Page:Sue - Les Mystères du peuple, tome 7.djvu/266

Le texte de cette page a été corrigé et est conforme au fac-similé.

Mylio. — C’est impossible !… J’emmène Florette en croupe, et nous allons…

Peau-d’oie. — Écoute-moi donc : Je n’ai jamais eu la barbarie de songer à écraser ton cheval de mon poids ; tu viens de me donner de l’argent ? j’achèterai un âne, et je le talonnerai si fort et si dru, qu’il faudra bien qu’il suive le pas de ton cheval.

Mylio. — Sais-tu le but de mon voyage ?

Peau-d’oie. — Corbœuf ! tu vas aller de château en château charmer les oreilles et les yeux des belles châtelaines, faire bombance, te divertir ; … Eh ! je t’en prie, laisse-moi te suivre… je ne serai pas importun ! À chacun son rôle : tu enchanteras les nobles dames et moi les servantes… À ta harpe, la grande salle du manoir ; à ma vielle, la cuisine et les Margotons.

Mylio. — Non, non, je renonce à cette vie de licence et d’aventures… je retourne auprès de mon frère, en Languedoc ; là, je me marierai avec Florette, et, à peine marié, il me faudra peut-être abandonner ma femme pour la guerre.

Peau-d’oie. — La guerre !

Mylio. — N’as-tu pas entendu ce sycophante d’abbé Reynier prêcher l’extermination des hérétiques ? Mon frère est l’un de leurs chefs, je vais le rejoindre et prendre part à ses dangers. Ainsi donc, adieu ! Ce n’est pas, tu le vois, un gai voyage que j’entreprends.

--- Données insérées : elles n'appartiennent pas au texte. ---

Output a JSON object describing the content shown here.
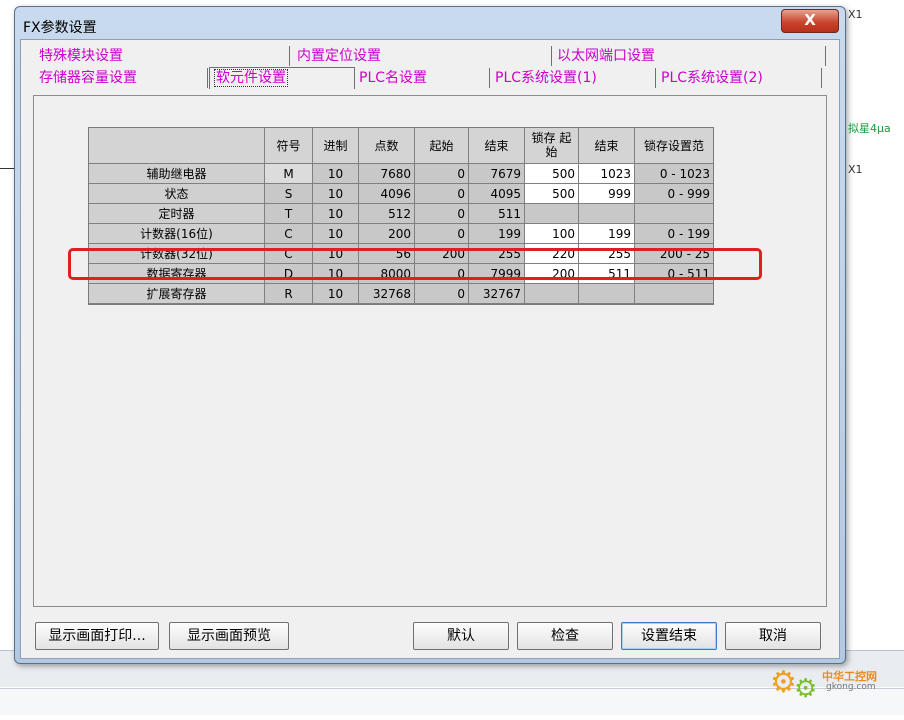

Peau-d’oie, se grattant l’oreille. — Non, tant s’en faut… et cependant, si j’étais certain de ne pas t’embarrasser en route, j’aurais grand plaisir à t’accompagner… Que veux-tu ? l’amitié, l’habitude, enfin, que te dirai-je ?… Je serais tout chagrin de me séparer de toi… Il me semble qu’après t’avoir quitté je trouverai, pendant longtemps, le vin amer, et que pas une chanson ne pourra sortir de mon gosier.

Mylio. — Ton affection me touche ; mais, je te l’ai dit, en arrivant en Languedoc, c’est la guerre !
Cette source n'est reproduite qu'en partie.